De Funès se définit lui-même comme « un pensionnaire difficile », et c’est ce que fait apparaître
l’étude des dossiers de production de films comme Oscar, Hibernatus ou L’Homme orchestre, ou de
ses fameux carnets de gags qu’il noircissait sans relâche. Véritable auteur de ses films, mais crédité
une seule fois comme réalisateur (pour L’Avare, 1981), Louis de Funès entend maîtriser différents
aspects de la production et de la distribution, allant jusqu’à régler lui-même les plus menus détails. Au
moment de sa mort, il préparait aussi son premier scénario original.
Le corps du délire
Le corps, tabou de la vie sociale, est une des ressources privilégiées du comique. Les prétentions
tyranniques, les rêves de grandeur des personnages incarnés par Louis de Funèsse heurtent à la réalité
du corps de l’acteur. Il trépigne, il frappe, il s’épuise : de Funès s'impose comme un acteur hyperphysique. Au cœur de cette énergie, on trouve en premier lieu le tempo et la danse.
La « tirade du nez » d’Oscar atteste aussi de son étonnante élasticité, à l’instar des créatures de dessin
animé. De Funès est une pâte dans laquelle sont pétries diverses émotions et expressions. Il terminera
d’ailleurs transformé en masque de latex dans Fantômas et La Zizanie.
Dans l'histoire de la comédie, le travestissement a toujours généré des situations drolatiques et des
quiproquos. Louis de Funès les maîtrise à la perfection : il réussit l’exploit d’être toujours lui-même,
toujours identifiable, même sous les plus surprenants camouflages. « J’ai toujours joué ma mère »,
confessait-il.
Les Gendarme
De 1964 à 1982, la saga des Gendarme épouse la ligne de vie du Numéro 1 européen du rire. De la
vogue yé-yé au matraquage publicitaire, de de Gaulle à Mitterrand, dans une France perturbée par les
bouleversements sociaux et technologiques, le Gendarme vient apaiser le malaise français.

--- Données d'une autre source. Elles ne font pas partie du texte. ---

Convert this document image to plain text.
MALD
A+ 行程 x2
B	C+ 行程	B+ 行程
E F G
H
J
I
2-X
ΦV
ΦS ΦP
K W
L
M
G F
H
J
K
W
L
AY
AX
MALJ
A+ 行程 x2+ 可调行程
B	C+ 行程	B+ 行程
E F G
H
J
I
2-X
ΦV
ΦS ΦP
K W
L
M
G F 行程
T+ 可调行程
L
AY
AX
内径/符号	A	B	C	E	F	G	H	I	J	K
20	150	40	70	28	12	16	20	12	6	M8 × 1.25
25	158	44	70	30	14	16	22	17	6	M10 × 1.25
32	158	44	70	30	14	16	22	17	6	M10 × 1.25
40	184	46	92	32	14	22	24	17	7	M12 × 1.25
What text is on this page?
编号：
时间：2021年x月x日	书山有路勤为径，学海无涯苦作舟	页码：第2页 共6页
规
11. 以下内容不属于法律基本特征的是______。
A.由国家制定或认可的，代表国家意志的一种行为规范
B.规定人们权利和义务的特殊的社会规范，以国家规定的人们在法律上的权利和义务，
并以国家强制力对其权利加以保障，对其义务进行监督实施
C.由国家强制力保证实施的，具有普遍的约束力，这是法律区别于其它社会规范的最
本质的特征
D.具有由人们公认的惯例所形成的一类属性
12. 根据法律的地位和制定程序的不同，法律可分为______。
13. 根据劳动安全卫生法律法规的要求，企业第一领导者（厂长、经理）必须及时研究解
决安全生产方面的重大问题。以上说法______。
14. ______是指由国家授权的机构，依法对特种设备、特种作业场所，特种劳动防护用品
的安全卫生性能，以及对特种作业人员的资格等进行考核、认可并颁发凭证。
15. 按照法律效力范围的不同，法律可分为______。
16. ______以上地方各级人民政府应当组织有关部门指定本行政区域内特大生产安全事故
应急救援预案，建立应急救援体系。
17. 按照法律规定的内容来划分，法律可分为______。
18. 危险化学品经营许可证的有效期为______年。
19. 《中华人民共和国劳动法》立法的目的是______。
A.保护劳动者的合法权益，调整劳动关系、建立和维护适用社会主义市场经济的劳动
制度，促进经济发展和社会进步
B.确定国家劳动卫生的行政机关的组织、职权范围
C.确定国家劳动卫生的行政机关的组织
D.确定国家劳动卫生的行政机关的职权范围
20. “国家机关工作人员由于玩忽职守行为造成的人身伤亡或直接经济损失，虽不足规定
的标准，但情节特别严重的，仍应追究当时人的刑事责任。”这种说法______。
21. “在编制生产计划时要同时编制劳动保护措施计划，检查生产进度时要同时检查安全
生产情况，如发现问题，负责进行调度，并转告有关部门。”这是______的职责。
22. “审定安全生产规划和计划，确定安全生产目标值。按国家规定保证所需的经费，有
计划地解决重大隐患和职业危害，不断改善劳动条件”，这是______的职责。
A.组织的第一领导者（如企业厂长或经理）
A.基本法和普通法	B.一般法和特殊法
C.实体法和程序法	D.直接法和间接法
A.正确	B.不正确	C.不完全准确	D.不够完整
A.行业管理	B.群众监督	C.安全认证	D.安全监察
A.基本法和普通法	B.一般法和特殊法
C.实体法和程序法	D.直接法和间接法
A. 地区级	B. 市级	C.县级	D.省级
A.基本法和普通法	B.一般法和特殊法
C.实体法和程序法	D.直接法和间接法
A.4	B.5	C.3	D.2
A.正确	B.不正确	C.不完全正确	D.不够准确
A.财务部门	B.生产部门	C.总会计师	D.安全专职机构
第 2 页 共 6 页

À la haute stature du Général (1m96) s ‘oppose le mètre 63 de Cruchot ; aux étoiles militaires, les
galons et la grenade de l’adjudant-chef. À la raideur gaullienne, les gesticulations funésiennes.
Initialement hostile au changement, le personnage de de Funès finit par s’y rallier : le père de famille
sévère accorde leur liberté à ses enfants, l’incorruptible devient laxiste sous le soleil du Midi, l’agent
de l’ordre mute en auxiliaire du chaos, la morale s’assouplit avec bonhomie et le conservateur se
convertit au progrès. Avec ses Gendarme, Louis de Funès réconcilie son public avec son temps.